Some things I’ve written about the silent generation
Sam
Smith - Places such 47 Mt. Auburn brought Boston's poets,
folksingers and the explicitly disenchanted to suggest into a mike or over
expresso that the 1950s were not all they had been cracked up to be. It was a
gentle message, because it carried little suggestion that there was anything we
could or should do about it. We were strong on analysis and abysmal at action.
We, the minority who felt something was wrong, were like dinghies come adrift,
lacking the power to do more than to rock aimlessly in inchoate discontent. I
bought a beret and shades, which went well with my cigarillos and my Balkan
Sobrani-filled pipe, but had not the slightest idea what to do with them other
than to feel slightly superior, somewhat existential, and probably condemned to
a future in which one could expect to achieve little except the maintenance of
personal honor and the avoidance of banality.
It was, after all, what we were being taught at
the Brattle Theatre. The Brattle, two years before I arrived at Harvard, began
running Humphrey Bogart films in repertoire throughout reading period. We
gathered faithfully and repeatedly to learn from the master, mimicking such
lines as "I stick my neck out for nobody."
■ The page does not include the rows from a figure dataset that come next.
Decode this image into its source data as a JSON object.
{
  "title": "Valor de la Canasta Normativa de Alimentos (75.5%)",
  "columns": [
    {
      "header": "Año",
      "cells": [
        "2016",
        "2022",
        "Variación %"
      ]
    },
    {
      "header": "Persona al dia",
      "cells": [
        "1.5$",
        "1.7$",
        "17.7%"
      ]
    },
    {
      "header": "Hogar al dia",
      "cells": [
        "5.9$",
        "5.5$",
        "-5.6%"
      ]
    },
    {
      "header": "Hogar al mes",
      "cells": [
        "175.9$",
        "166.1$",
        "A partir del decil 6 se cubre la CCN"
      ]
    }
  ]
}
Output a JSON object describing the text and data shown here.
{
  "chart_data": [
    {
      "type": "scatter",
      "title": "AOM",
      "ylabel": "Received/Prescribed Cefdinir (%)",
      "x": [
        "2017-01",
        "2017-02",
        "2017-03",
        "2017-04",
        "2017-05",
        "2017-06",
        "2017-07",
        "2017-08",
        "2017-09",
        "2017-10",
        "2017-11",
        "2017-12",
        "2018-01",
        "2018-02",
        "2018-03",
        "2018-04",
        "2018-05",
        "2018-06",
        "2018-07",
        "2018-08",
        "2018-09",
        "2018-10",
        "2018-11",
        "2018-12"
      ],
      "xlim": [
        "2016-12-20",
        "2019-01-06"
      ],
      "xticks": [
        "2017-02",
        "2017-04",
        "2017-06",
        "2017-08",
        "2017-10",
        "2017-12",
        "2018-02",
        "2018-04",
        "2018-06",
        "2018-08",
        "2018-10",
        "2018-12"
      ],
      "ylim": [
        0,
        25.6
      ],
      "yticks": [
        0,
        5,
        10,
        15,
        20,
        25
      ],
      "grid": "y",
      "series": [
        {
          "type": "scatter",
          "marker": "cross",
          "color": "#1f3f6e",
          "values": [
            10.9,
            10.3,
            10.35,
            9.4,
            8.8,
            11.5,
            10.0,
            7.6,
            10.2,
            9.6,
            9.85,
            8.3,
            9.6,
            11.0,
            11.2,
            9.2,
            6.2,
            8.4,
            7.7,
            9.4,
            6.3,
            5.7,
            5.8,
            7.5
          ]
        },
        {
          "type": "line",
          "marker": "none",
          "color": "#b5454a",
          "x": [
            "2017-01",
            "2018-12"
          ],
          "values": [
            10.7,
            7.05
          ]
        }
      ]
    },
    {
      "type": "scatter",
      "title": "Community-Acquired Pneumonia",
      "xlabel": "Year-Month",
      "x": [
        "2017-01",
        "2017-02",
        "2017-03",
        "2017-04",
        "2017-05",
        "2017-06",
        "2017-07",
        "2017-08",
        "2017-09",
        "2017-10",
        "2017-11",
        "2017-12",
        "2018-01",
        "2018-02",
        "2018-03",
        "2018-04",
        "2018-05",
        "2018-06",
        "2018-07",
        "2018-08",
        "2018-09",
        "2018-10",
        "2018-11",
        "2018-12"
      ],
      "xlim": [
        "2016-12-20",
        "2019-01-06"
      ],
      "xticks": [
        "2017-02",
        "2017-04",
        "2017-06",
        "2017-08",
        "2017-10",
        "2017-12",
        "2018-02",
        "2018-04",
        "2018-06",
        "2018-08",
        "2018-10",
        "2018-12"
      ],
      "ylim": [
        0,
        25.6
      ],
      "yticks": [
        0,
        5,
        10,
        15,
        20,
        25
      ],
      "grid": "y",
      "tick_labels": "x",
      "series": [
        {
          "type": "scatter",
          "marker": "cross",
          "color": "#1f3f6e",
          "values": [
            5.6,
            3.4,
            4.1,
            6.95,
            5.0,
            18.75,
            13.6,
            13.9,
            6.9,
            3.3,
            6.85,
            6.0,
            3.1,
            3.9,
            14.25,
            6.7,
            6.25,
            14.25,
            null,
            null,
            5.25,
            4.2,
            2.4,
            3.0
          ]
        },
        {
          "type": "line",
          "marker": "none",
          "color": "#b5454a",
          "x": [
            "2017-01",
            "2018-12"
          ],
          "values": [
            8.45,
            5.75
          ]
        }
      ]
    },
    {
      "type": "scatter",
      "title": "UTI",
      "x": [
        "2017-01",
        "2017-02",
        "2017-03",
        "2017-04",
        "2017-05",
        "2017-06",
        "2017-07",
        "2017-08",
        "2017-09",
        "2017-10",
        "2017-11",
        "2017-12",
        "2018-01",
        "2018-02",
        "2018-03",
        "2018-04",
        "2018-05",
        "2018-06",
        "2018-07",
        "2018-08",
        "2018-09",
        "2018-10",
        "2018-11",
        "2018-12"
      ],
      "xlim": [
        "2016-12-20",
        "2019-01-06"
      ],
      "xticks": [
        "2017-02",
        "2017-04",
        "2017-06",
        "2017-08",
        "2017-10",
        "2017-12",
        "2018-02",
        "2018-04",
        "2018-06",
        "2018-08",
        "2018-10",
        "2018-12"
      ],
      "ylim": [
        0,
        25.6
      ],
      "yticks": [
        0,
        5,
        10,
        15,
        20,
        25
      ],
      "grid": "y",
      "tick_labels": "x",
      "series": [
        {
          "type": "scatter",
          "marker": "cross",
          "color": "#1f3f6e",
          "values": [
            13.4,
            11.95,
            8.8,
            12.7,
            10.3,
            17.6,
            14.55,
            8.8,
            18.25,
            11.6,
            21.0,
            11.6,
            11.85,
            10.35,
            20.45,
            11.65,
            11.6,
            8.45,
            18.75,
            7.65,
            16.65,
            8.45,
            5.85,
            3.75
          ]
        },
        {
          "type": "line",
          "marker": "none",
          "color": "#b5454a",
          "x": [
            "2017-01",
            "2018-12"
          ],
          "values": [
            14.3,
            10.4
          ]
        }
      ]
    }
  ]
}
Later, in the sixties, when I was over thirty, it
was said that people my age couldn't be trusted; It wasn't true, though. We
could be trusted. We just couldn't be relied upon. Our cultural heroes didn't
man the barricades. They hit the road. Our goal wasn't to overthrow the
establishment, someone would say later, but to make it irrelevant. Or, like
Miles Davis in concert, to play with your back to it. Some of us made Bogart an
anti-hero in part, I think, because we already suspected that America was our
own Casablanca, a place of seductive illusions and baroque deceptions, where
nothing was as it appeared. Bogart, with skill and cool, knew how to adapt to
the chaos and deceit without betraying his own code. It was a model we needed.
o
We had been taught that
if we crawled under our
desks, we would be safe from The Bomb. Even our teachers lied to us. Yet
it never occurred to us to try to change the world. When
change finally did come, we would do what we did best. We adapted. From
conventional sex to free sex to frightened sex, we adapted. From mass
movements
to monomaniacal interest groups, we adapted. From integration to
nationalism to
political correctness, we adapted. From communes to condos, we adapted.
From
Beatles to rap, from bongos to cell phones, and from Aquarius to
apocalypse, we
adapted. And given that these weren't even our revolutions, we did it
pretty
well.
The one revolution that was truly ours, the civil
rights movement, the boomer braggarts would claim for themselves. And, being
the silent generation, we let them. Our virtue and our failing was that we
would never enjoy the hubris of those older and younger than ourselves. Our
virtue because we were modest enough to actually have learned something from
what happened; our failing because the footing never seemed solid enough to
permit us to do much with what we had learned.
o
They called my generation the "silent" one, the
one America skipped in moving from George Bush to Bill Clinton. Maybe some of
us were quiet because we were trying to figure out how to avoid becoming the
man in the gray flannel suit or part of the lonely crowd. The struggle, we
thought, was about individuality and no one spoke of movements. Our cultural
heroes didn't organize anything. They hit the road. Our goal wasn't to
overthrow the establishment, someone would say a decade later, but to make it
irrelevant. When we were in our 30s, we were told that we already were too old
to be trusted. It wasn't really true; in many ways the 60s was just the mass
movement of something that had started in the 50s with our coffee houses, music
and conscious political apathy. We were the warmup band for the 1960s.